I remember biking from Boston to New York City and back.
I remember biking with Annie from New Gloucester, Maine, near Freeport, to Quebec City.
I remember the years of infertility treatments we went through in our efforts to start a family.
I remember the long October day that concluded with us bringing Peter home.
I remember a rainy mid-morning in downtown Natick; I was standing in the entrance to the office building where I worked as an art director, taking a short break and hoping the fresh air would help me think my way out of some of the graphics problems that were waiting for me back upstairs.

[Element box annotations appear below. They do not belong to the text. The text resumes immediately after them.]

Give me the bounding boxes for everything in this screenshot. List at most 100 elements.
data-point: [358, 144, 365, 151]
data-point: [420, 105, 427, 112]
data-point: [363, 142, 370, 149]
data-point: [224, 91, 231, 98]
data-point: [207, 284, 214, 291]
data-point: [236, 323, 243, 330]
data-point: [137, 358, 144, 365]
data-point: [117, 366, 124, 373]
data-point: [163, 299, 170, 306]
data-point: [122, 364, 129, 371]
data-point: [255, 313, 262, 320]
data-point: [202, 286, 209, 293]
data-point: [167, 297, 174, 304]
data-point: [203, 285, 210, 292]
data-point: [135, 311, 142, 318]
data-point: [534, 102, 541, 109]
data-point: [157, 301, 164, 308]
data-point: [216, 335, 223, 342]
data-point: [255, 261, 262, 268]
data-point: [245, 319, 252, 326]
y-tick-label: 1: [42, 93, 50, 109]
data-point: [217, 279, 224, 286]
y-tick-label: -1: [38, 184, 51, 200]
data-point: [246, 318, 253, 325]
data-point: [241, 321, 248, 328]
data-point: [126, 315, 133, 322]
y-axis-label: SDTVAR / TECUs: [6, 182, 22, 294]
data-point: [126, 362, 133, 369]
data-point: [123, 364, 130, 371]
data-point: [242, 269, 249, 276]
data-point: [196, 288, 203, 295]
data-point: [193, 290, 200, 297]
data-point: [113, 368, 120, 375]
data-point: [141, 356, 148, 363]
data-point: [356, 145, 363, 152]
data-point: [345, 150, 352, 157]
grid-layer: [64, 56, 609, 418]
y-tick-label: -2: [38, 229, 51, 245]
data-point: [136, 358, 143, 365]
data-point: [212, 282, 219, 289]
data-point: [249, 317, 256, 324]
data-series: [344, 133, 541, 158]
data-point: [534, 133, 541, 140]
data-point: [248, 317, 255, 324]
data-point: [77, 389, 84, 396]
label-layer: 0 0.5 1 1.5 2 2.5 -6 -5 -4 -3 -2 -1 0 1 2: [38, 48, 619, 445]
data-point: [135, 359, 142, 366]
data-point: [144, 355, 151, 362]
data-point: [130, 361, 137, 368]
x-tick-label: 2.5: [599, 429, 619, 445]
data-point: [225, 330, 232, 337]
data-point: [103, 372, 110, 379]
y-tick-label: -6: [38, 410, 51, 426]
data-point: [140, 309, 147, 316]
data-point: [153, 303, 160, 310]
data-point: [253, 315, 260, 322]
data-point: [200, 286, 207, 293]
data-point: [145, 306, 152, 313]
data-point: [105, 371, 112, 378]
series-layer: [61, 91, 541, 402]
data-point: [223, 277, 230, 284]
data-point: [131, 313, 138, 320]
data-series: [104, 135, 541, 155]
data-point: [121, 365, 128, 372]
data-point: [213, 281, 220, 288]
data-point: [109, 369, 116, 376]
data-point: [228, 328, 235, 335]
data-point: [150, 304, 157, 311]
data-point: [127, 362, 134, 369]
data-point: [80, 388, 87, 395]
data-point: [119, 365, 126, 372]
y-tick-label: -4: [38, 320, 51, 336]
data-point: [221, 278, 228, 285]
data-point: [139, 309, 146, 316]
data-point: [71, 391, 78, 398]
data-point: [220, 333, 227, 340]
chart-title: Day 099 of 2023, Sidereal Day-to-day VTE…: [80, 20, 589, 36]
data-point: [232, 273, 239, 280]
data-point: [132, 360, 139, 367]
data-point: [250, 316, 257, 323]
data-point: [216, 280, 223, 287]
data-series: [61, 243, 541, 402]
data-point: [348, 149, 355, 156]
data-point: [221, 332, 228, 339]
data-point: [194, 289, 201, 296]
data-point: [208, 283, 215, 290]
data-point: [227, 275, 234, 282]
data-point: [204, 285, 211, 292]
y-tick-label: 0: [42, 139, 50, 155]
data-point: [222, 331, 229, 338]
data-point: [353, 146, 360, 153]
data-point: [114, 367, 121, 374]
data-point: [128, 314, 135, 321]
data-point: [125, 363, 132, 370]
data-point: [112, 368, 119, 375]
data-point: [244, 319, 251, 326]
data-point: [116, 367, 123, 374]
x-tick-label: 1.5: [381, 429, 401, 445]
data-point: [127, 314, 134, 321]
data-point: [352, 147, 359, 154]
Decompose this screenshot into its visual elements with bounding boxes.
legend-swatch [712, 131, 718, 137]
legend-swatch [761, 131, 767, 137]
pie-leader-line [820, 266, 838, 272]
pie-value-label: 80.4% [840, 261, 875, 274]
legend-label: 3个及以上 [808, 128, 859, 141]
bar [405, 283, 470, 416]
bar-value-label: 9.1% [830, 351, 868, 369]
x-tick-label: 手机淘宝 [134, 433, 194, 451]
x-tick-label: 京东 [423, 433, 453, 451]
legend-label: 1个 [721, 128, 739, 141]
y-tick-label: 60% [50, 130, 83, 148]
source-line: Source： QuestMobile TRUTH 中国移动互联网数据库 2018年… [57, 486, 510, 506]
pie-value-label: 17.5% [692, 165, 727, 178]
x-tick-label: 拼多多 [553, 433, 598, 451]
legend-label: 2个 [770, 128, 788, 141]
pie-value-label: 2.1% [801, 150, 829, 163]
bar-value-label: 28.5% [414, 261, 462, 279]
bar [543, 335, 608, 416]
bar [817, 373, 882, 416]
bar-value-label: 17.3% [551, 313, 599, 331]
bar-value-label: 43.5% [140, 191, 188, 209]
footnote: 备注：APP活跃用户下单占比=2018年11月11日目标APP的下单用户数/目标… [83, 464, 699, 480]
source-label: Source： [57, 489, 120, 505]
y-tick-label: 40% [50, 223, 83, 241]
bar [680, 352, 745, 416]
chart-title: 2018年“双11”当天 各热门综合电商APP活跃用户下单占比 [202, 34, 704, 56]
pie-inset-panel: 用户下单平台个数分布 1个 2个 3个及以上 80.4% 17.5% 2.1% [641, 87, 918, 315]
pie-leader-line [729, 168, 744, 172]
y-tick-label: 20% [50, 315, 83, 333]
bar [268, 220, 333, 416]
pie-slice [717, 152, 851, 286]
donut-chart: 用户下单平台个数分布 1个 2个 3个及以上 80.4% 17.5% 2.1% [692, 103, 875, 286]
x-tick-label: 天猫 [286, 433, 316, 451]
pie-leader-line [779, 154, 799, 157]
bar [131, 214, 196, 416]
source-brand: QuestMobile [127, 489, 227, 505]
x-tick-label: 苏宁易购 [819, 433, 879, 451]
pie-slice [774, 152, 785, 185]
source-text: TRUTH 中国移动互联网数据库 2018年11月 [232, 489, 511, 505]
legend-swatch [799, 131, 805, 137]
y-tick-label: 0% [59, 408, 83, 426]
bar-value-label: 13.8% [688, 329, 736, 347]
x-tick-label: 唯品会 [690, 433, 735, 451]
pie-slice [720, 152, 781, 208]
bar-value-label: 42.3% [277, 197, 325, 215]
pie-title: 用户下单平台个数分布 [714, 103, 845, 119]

Parked cars lined busy North Main Street on both sides. To my left, along came a pickup truck that slowed and then double-parked with the engine running, about 30 feet away; I couldn’t not see it. The passenger door opened and out came a woman in a shapeless brown raincoat. Something was wrong. She staggered to the curb, made her way with some difficulty across the sidewalk, then turned and propped herself up with her back to the facade of the building next door. I remember thinking, she can’t stand up by herself. On her head was a scrap of reddish-blond hair, no more kempt than a broom. She was neither young nor old. Her face was pale. She stared into the middle distance with an empty expression. Meanwhile the door of the pickup truck slammed shut; I saw two men inside, also neither young nor old. They were in a hurry to leave, it appeared. The tires squealed a bit as they pulled out into the travel lane. The driver was wearing a polo shirt; I don’t remember what the other one was wearing but they would have seemed just like . . . two regular guys, except it was the middle of a weekday morning and they weren’t at work and, it was suddenly apparent to me, they had just dropped off the prostitute they were done with. O little town of Natick! The driver turned his head for a moment and looked back. I remember thinking, he’s checking to make sure she’s still upright, and that nobody had noticed or was following them. It was a sneaky, bad-little-boy gesture: hey, no one saw us smash that window, right? Then he gunned it out of there. The woman stayed where she was, waiting, I supposed, for her ride. With shaking hands she lit a cigarette. And it was past time for me to get back to work.
I remember a lot of things I wish I could forget, and I wonder why that is, both the remembering and the wishing to forget. Sometimes I think that I don’t really want to forget these troubling things, and I wonder why that is, too. Maybe it’s because I grew up with the Bomb, which is still with us.